I had a thought that to make comparisons by recording the original from CD or maybe YouTube,or maybe recording from YouTube and everyone could listen to YouTube to compare,it was just a thought,so you would know what the original track sounded like?
Just a thought.
Steve
 
Hello everyone,
I came up with an idea for a frame for the panels:
- Make a simple wooden frame the size of the panels
- Put threaded rods through the corners and along the edges as needed
- Glue some accoustic foam or some other spongy material on it
- Drill holes in the panels to fit the threaded rods
- fasten the panels using wingnuts and rubber spacers
So you can controll the amount of dampening along the edges with the wingnuts.
I made a crude prototype for testing, to fit some 30x110cm panels inspired by Burnt's "Tall Blondes", I'll attach some pictures.
First listening impressions are pretty good, I am going to use these as desk speakers for my PC.

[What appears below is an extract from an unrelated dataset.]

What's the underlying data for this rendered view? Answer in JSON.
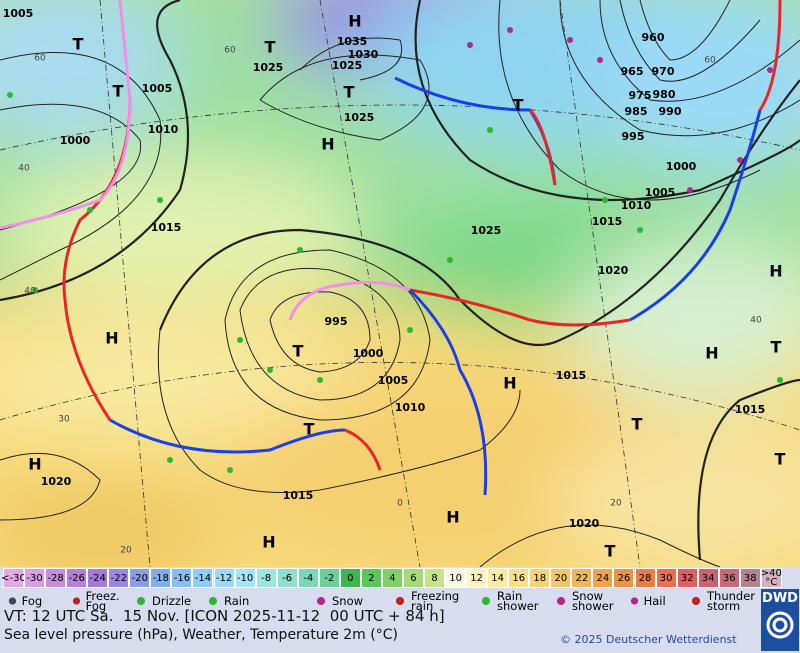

Should be easy to adapt the design to all kinds of panel materials and sizes and if you keep the dimension the same panels can be easily swapped to provide a controlled enviroment to test different materials.
It would be great if you could provide some feedback and suggestions on how to improve the design.

Also I'm thinking about purchasing a mic for testing and came across the miniDSP Umik-1, which seems to be a good candidate and I was wondering if someone here has any experience with that model or could recommend a different model in the same pricerange.